Wir haben zwei wunderbare Töchter, die auch sozial und künstlerisch aktiv sind. Die eine ist FAlkin, die andere Pdafinderin. Durch unsere langjährigen Tätigkeiten im sozialpädagogischen und -therapeutischen Feld in Berlin erfreuen wir uns vielfältiger Kontakte und Beziehungen:  Zu Ausbildungsstätten, Jugendverbänden, Einrichtungen der Kinder- und Jugendhilfe, sozialtherapeutischen Einrichtun­gen, Kindertheatern, Gewerkschaften, politischen Gruppen und vor allem zu Kolleg*innen, zu aktuellen und ehemaligen Studierenden und anderen langjährigen Wegbegleiter*innen. 

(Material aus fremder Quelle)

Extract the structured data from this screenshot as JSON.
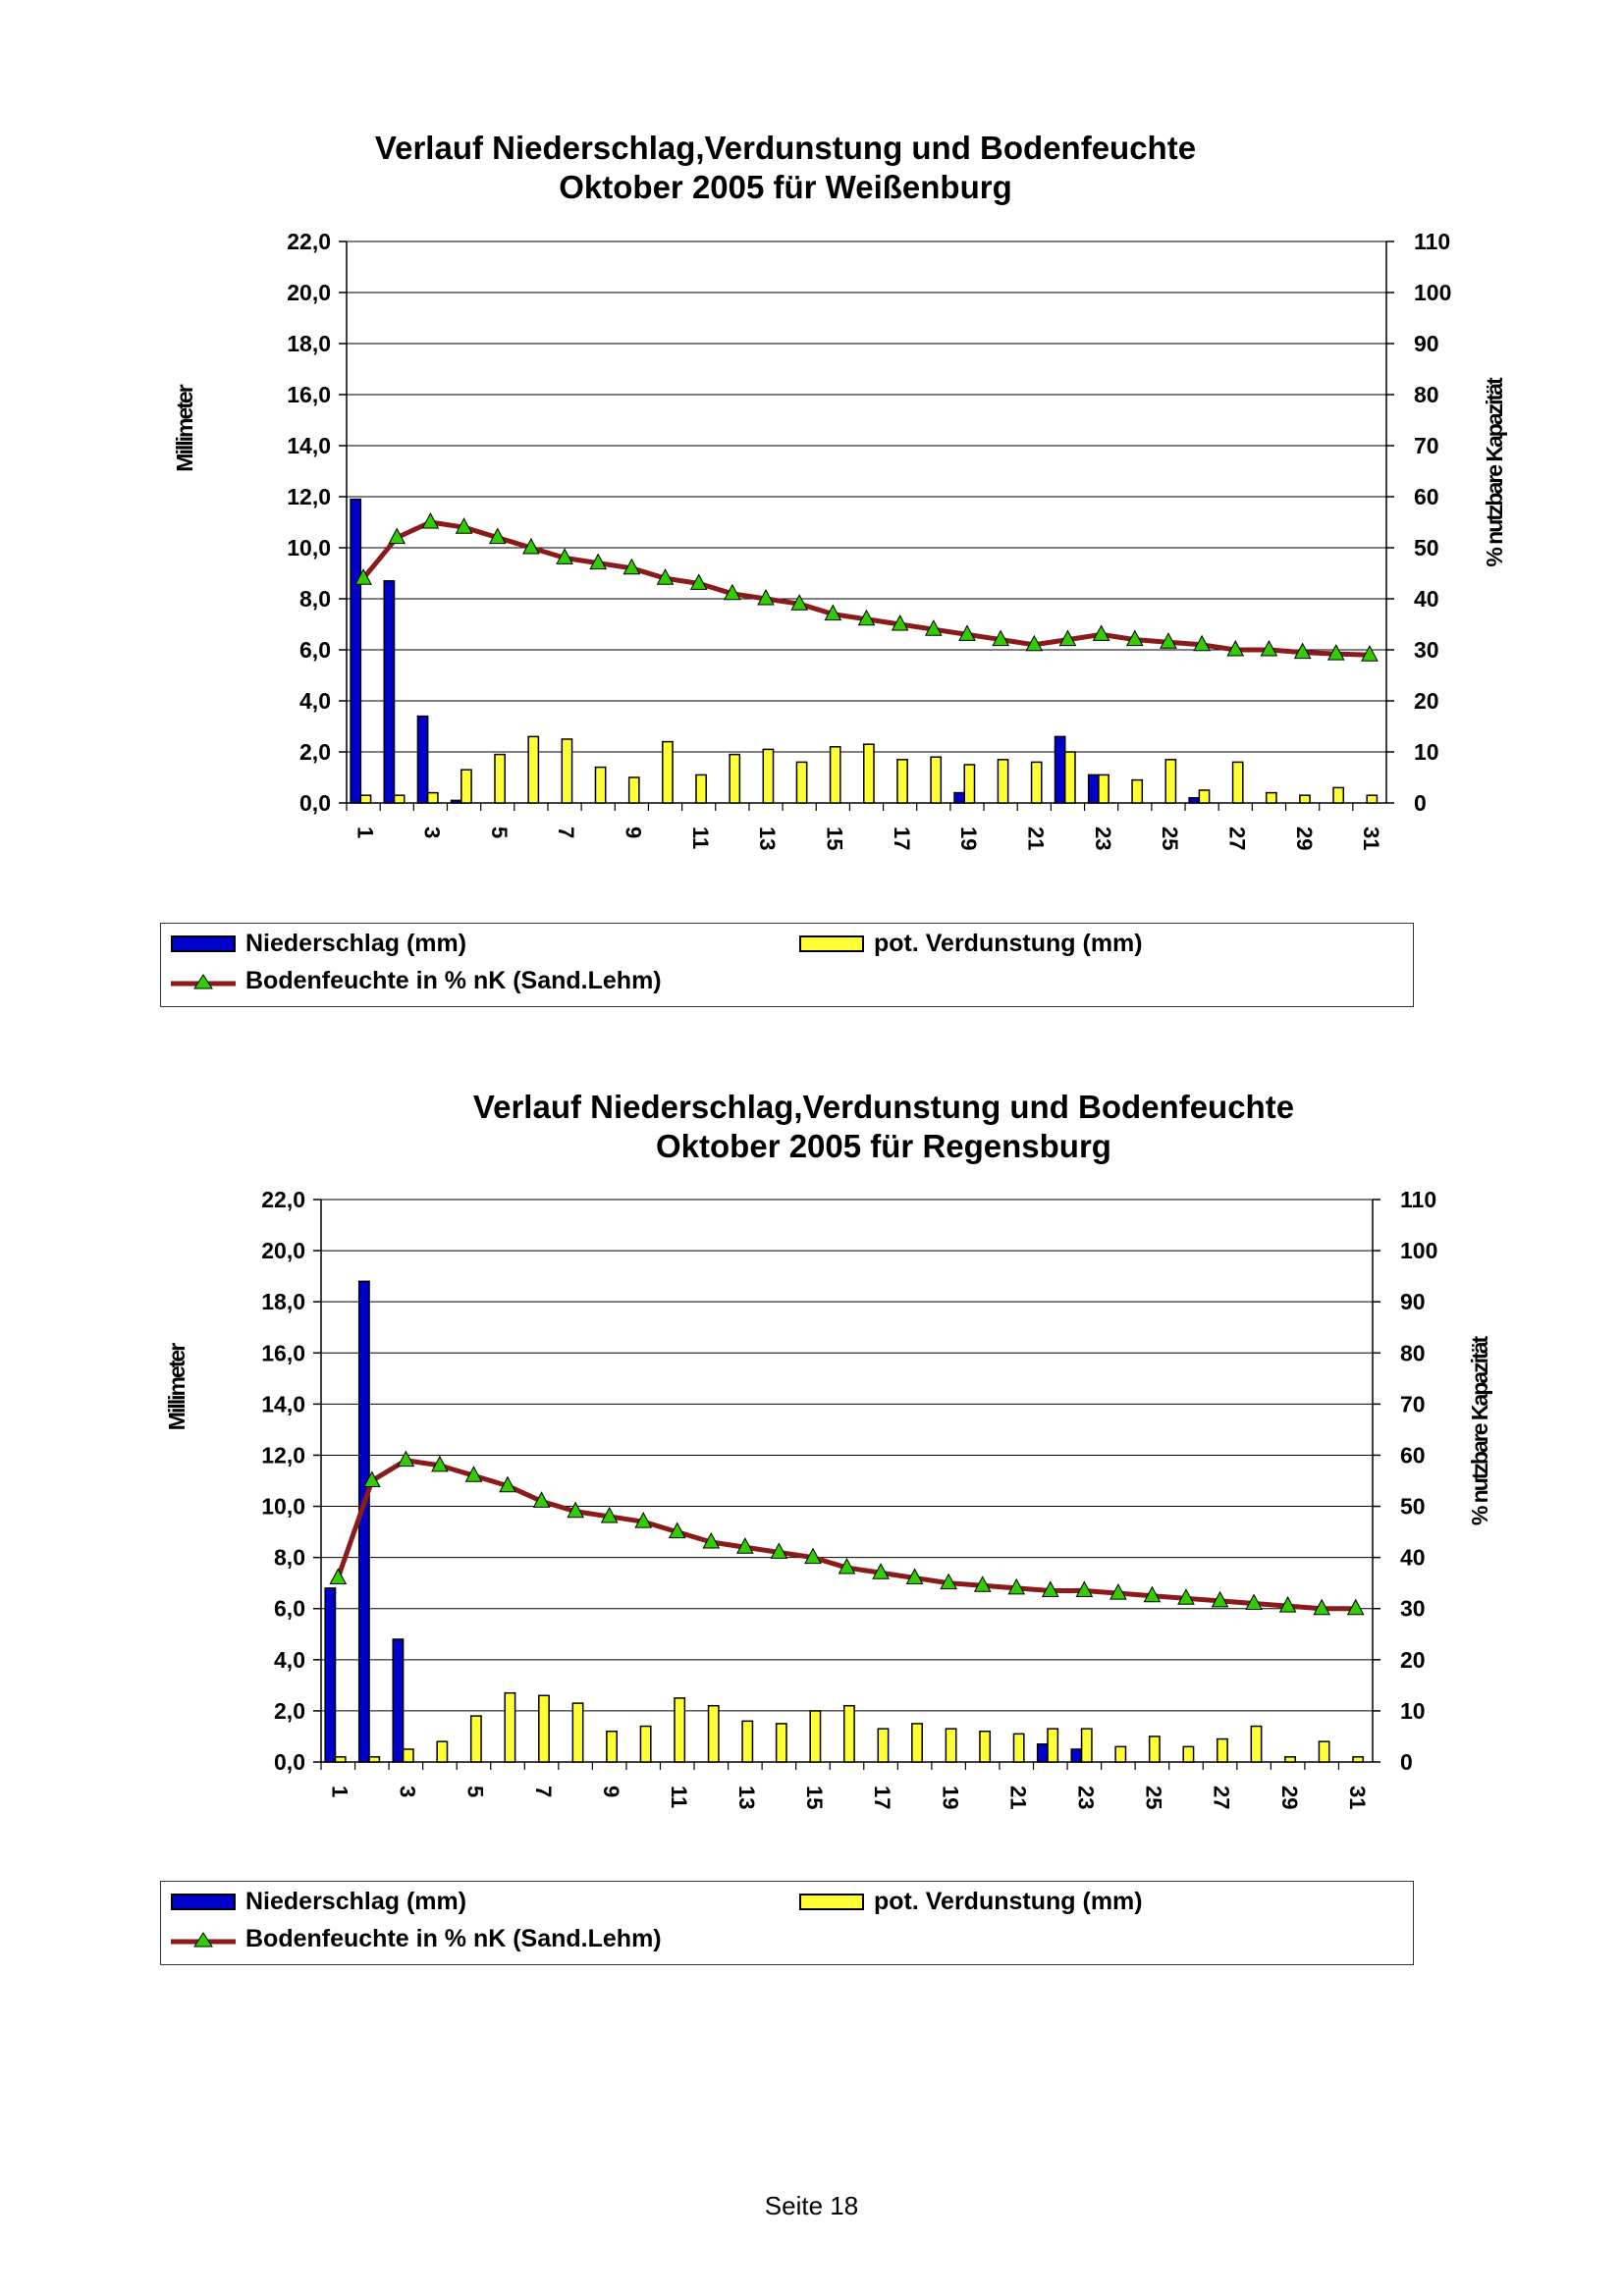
{
  "chart_data": [
    {
      "type": "bar",
      "title": [
        "Verlauf Niederschlag,Verdunstung und Bodenfeuchte",
        "Oktober 2005 für Weißenburg"
      ],
      "ylabel": "Millimeter",
      "y2label": "% nutzbare Kapazität",
      "ylim": [
        0,
        22
      ],
      "y2lim": [
        0,
        110
      ],
      "yticks": [
        "0,0",
        "2,0",
        "4,0",
        "6,0",
        "8,0",
        "10,0",
        "12,0",
        "14,0",
        "16,0",
        "18,0",
        "20,0",
        "22,0"
      ],
      "y2ticks": [
        "0",
        "10",
        "20",
        "30",
        "40",
        "50",
        "60",
        "70",
        "80",
        "90",
        "100",
        "110"
      ],
      "xticks": [
        "1",
        "3",
        "5",
        "7",
        "9",
        "11",
        "13",
        "15",
        "17",
        "19",
        "21",
        "23",
        "25",
        "27",
        "29",
        "31"
      ],
      "categories": [
        1,
        2,
        3,
        4,
        5,
        6,
        7,
        8,
        9,
        10,
        11,
        12,
        13,
        14,
        15,
        16,
        17,
        18,
        19,
        20,
        21,
        22,
        23,
        24,
        25,
        26,
        27,
        28,
        29,
        30,
        31
      ],
      "series": [
        {
          "name": "Niederschlag (mm)",
          "kind": "bar",
          "color": "#0000CC",
          "values": [
            11.9,
            8.7,
            3.4,
            0.1,
            0,
            0,
            0,
            0,
            0,
            0,
            0,
            0,
            0,
            0,
            0,
            0,
            0,
            0,
            0.4,
            0,
            0,
            2.6,
            1.1,
            0,
            0,
            0.2,
            0,
            0,
            0,
            0,
            0
          ]
        },
        {
          "name": "pot. Verdunstung (mm)",
          "kind": "bar",
          "color": "#FFFF33",
          "values": [
            0.3,
            0.3,
            0.4,
            1.3,
            1.9,
            2.6,
            2.5,
            1.4,
            1.0,
            2.4,
            1.1,
            1.9,
            2.1,
            1.6,
            2.2,
            2.3,
            1.7,
            1.8,
            1.5,
            1.7,
            1.6,
            2.0,
            1.1,
            0.9,
            1.7,
            0.5,
            1.6,
            0.4,
            0.3,
            0.6,
            0.3
          ]
        },
        {
          "name": "Bodenfeuchte in % nK (Sand.Lehm)",
          "kind": "line",
          "axis": "right",
          "color": "#8B1A1A",
          "marker_color": "#33CC00",
          "values": [
            44,
            52,
            55,
            54,
            52,
            50,
            48,
            47,
            46,
            44,
            43,
            41,
            40,
            39,
            37,
            36,
            35,
            34,
            33,
            32,
            31,
            32,
            33,
            32,
            31.5,
            31,
            30,
            30,
            29.5,
            29.2,
            29
          ]
        }
      ],
      "legend": "bottom"
    },
    {
      "type": "bar",
      "title": [
        "Verlauf Niederschlag,Verdunstung und Bodenfeuchte",
        "Oktober 2005 für Regensburg"
      ],
      "ylabel": "Millimeter",
      "y2label": "% nutzbare Kapazität",
      "ylim": [
        0,
        22
      ],
      "y2lim": [
        0,
        110
      ],
      "yticks": [
        "0,0",
        "2,0",
        "4,0",
        "6,0",
        "8,0",
        "10,0",
        "12,0",
        "14,0",
        "16,0",
        "18,0",
        "20,0",
        "22,0"
      ],
      "y2ticks": [
        "0",
        "10",
        "20",
        "30",
        "40",
        "50",
        "60",
        "70",
        "80",
        "90",
        "100",
        "110"
      ],
      "xticks": [
        "1",
        "3",
        "5",
        "7",
        "9",
        "11",
        "13",
        "15",
        "17",
        "19",
        "21",
        "23",
        "25",
        "27",
        "29",
        "31"
      ],
      "categories": [
        1,
        2,
        3,
        4,
        5,
        6,
        7,
        8,
        9,
        10,
        11,
        12,
        13,
        14,
        15,
        16,
        17,
        18,
        19,
        20,
        21,
        22,
        23,
        24,
        25,
        26,
        27,
        28,
        29,
        30,
        31
      ],
      "series": [
        {
          "name": "Niederschlag (mm)",
          "kind": "bar",
          "color": "#0000CC",
          "values": [
            6.8,
            18.8,
            4.8,
            0,
            0,
            0,
            0,
            0,
            0,
            0,
            0,
            0,
            0,
            0,
            0,
            0,
            0,
            0,
            0,
            0,
            0,
            0.7,
            0.5,
            0,
            0,
            0,
            0,
            0,
            0,
            0,
            0
          ]
        },
        {
          "name": "pot. Verdunstung (mm)",
          "kind": "bar",
          "color": "#FFFF33",
          "values": [
            0.2,
            0.2,
            0.5,
            0.8,
            1.8,
            2.7,
            2.6,
            2.3,
            1.2,
            1.4,
            2.5,
            2.2,
            1.6,
            1.5,
            2.0,
            2.2,
            1.3,
            1.5,
            1.3,
            1.2,
            1.1,
            1.3,
            1.3,
            0.6,
            1.0,
            0.6,
            0.9,
            1.4,
            0.2,
            0.8,
            0.2
          ]
        },
        {
          "name": "Bodenfeuchte in % nK (Sand.Lehm)",
          "kind": "line",
          "axis": "right",
          "color": "#8B1A1A",
          "marker_color": "#33CC00",
          "values": [
            36,
            55,
            59,
            58,
            56,
            54,
            51,
            49,
            48,
            47,
            45,
            43,
            42,
            41,
            40,
            38,
            37,
            36,
            35,
            34.5,
            34,
            33.5,
            33.5,
            33,
            32.5,
            32,
            31.5,
            31,
            30.5,
            30,
            30
          ]
        }
      ],
      "legend": "bottom"
    }
  ],
  "legend_labels": {
    "precipitation": "Niederschlag (mm)",
    "evaporation": "pot. Verdunstung (mm)",
    "soil_moisture": "Bodenfeuchte in % nK (Sand.Lehm)"
  },
  "footer": {
    "page": "Seite 18"
  }
}
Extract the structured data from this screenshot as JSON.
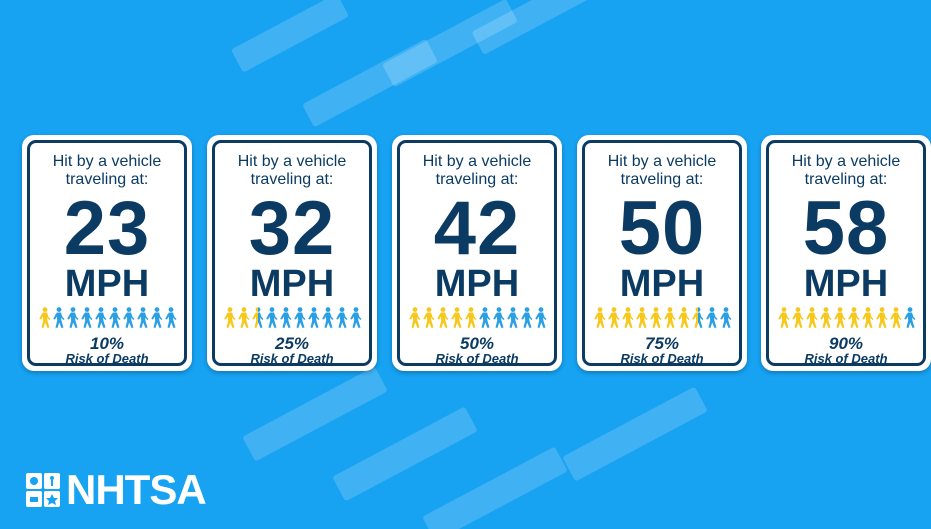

Uns im Engagement für die Sache in einem solchen Projekt selbst zu verwirklichen, ist unser langjähriger Lebenstraum. Wir sind sehr  zugänglich und gastfreundlich, aber auch willensstark und zäh, suchen neue Herausforderungen auf dem Land und den Ausstieg aus dem Stadtleben. Das Gelände wird sich zukünftig in unserem Privatbesitz befinden, von uns aber gemeinsam mit dem JKBBS e.V. gemeinnützig betrieben.